Seine Energie, seine Lebensfreude und vor allem seine Bodenständigkeit waren genauso wichtig für diese hohen Sympathiewerte wie sein musikalisches Können und seine Freude an Projekten.
In einem Facebook-Post bieten die langjährigen Mitglieder der Grönemeyer-Band, Armin Rühl und Alfred Kritzer sowie der Internet-Unternehmer Till Kaestner um Spenden, um „Sein Werk zu bewahren und an seine Kinder weiterzugeben. Das sind vor allem die Rechte an seinen Songs.“
Warum die Kinder als Erben nicht selbstverständlich die Rechte an den Songs haben sollten, wird nicht erklärt. Die vermutlich einzige Erklärung ist, dass es eine oder mehrere Personen gibt, die diese Rechte streitig machen. (Anm. d. Red.: Dem RNB liegen Hinweise vor, wer das sein könnte.)
Weiter wird mitgeteilt, dass der Familie die Mittel fehlen, diesen Rechtsanspruch durchzusetzen: „Dies ist allerdings nur mit einem finanziellen Aufwand möglich, den die Familie alleine nicht stemmen kann.“ Das bedeutet vermutlich übersetzt, dass es kein wesentliches Vermögen als Erbe gibt, aus dem teure Rechtsstreitigkeiten bezahlt werden könnten.
Was die Gründe dafür sind, wird nicht genannt. Stephan Ullmann war ein umtriebiger Künstler, aber möglicherweise kein guter Geschäftsmann, was ihn nicht unsympathischer macht, sondern einen Konflikt darstellt, den viele Künstler haben.

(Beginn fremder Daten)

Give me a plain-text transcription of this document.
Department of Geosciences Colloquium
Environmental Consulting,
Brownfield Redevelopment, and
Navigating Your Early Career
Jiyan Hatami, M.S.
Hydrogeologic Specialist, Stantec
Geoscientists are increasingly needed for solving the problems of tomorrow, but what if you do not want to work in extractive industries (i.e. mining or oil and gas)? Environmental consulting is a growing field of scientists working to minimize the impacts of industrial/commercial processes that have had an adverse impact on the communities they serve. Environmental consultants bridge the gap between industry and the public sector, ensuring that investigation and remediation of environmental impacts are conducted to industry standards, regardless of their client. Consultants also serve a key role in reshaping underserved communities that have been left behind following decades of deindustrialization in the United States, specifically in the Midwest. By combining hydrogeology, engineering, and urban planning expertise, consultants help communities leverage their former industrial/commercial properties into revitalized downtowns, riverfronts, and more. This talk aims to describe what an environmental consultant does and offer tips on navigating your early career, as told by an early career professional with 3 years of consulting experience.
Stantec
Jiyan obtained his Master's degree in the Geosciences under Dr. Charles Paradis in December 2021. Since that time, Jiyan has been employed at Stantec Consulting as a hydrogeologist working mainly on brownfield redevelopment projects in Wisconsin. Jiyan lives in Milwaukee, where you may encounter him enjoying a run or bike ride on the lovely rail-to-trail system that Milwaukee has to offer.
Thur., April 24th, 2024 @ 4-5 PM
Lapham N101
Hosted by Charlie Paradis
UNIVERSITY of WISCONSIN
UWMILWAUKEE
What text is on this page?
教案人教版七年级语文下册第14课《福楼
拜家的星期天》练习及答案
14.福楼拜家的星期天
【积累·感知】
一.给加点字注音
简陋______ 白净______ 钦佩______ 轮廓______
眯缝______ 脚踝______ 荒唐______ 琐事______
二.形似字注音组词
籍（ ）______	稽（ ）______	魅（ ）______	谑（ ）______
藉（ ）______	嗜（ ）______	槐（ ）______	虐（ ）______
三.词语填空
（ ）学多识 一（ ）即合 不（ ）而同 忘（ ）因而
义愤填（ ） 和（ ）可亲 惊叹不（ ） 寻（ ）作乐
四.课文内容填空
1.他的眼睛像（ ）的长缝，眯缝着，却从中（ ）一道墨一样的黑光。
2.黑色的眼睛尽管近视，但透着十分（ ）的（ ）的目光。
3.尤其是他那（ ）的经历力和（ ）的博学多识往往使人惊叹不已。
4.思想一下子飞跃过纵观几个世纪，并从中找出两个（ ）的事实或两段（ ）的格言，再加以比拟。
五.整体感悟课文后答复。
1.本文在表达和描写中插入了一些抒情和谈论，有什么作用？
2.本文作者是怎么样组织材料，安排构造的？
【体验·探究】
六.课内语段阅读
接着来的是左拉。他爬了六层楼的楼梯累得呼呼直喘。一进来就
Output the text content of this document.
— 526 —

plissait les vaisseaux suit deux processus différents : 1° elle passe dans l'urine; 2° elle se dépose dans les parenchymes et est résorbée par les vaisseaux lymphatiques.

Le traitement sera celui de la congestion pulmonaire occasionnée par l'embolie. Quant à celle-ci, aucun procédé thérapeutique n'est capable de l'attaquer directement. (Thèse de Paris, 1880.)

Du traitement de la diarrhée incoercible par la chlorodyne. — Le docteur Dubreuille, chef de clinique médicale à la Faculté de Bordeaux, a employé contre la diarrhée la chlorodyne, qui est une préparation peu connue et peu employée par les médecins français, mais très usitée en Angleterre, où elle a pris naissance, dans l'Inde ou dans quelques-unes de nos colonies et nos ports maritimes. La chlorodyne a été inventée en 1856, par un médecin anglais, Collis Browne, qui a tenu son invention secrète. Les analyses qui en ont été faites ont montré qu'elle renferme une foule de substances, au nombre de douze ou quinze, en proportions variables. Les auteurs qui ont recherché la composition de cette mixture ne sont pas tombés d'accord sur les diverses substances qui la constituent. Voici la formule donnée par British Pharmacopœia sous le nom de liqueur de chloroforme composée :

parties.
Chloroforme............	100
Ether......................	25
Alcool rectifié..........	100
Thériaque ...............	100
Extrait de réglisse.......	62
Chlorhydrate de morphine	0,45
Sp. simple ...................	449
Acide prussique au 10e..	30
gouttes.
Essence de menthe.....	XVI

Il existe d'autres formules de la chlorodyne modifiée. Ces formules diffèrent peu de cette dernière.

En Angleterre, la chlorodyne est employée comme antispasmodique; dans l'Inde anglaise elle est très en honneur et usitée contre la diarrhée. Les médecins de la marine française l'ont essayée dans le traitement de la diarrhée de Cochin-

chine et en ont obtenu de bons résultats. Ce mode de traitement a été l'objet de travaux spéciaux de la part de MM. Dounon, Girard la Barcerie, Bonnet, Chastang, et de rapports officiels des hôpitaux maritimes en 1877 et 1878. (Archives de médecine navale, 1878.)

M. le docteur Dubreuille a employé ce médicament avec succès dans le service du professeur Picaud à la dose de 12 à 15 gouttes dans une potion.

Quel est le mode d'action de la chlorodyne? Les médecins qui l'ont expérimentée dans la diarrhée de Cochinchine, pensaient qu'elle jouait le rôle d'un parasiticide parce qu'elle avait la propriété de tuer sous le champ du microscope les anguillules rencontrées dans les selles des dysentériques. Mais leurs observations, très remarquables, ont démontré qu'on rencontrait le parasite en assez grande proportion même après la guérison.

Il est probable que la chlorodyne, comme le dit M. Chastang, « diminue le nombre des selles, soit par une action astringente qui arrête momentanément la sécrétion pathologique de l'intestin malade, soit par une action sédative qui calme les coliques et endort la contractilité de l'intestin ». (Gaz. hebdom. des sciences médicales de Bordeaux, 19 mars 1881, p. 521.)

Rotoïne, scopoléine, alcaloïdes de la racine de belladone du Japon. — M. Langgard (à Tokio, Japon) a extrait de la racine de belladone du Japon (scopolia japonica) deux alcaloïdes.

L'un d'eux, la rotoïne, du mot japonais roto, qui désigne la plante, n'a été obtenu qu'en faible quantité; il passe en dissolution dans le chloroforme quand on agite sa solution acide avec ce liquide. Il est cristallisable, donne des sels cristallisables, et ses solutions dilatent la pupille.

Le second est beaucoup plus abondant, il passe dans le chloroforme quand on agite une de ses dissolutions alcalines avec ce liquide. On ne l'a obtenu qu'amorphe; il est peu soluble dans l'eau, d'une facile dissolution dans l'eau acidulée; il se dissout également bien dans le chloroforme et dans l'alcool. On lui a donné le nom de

Erstaunlich ist, dass Stephan Ullmanns Schwester zunächst per Facebook-Post dessen Tod am vergangenen Sonntag bekannt gegeben hatte – offenbar ohne jede professionelle Beratung.
Und nur zwei Tage später folgt der Spendenaufruf – obwohl Stephan Ullmann vermutlich noch nicht einmal beerdigt worden ist.
Durch zwei Profimusiker und einen Internet-Marketing-Unternehmer mit dem Hinweis, dies sei „mit der Familie abgestimmt“. Gezeichnet wird aber nicht durch die Familie oder die gesetzlichen Erben, sondern nur durch diese drei Personen.
Am Ende des Posts heißt es: „Bitte respektiert, dass die Familie Ruhe braucht für diesen schweren Weg.“ Die Familie braucht Ruhe und drei Personen sammeln Geld ein, das mutmaßlich für Rechtsstreitigkeiten gebraucht wird? Wie geht das zusammen? Die Rechte liegen, sofern diese niemand streitig macht, unzweifelhaft bei Stephan Ullmann und nach seinem Tod bei seinen Erben.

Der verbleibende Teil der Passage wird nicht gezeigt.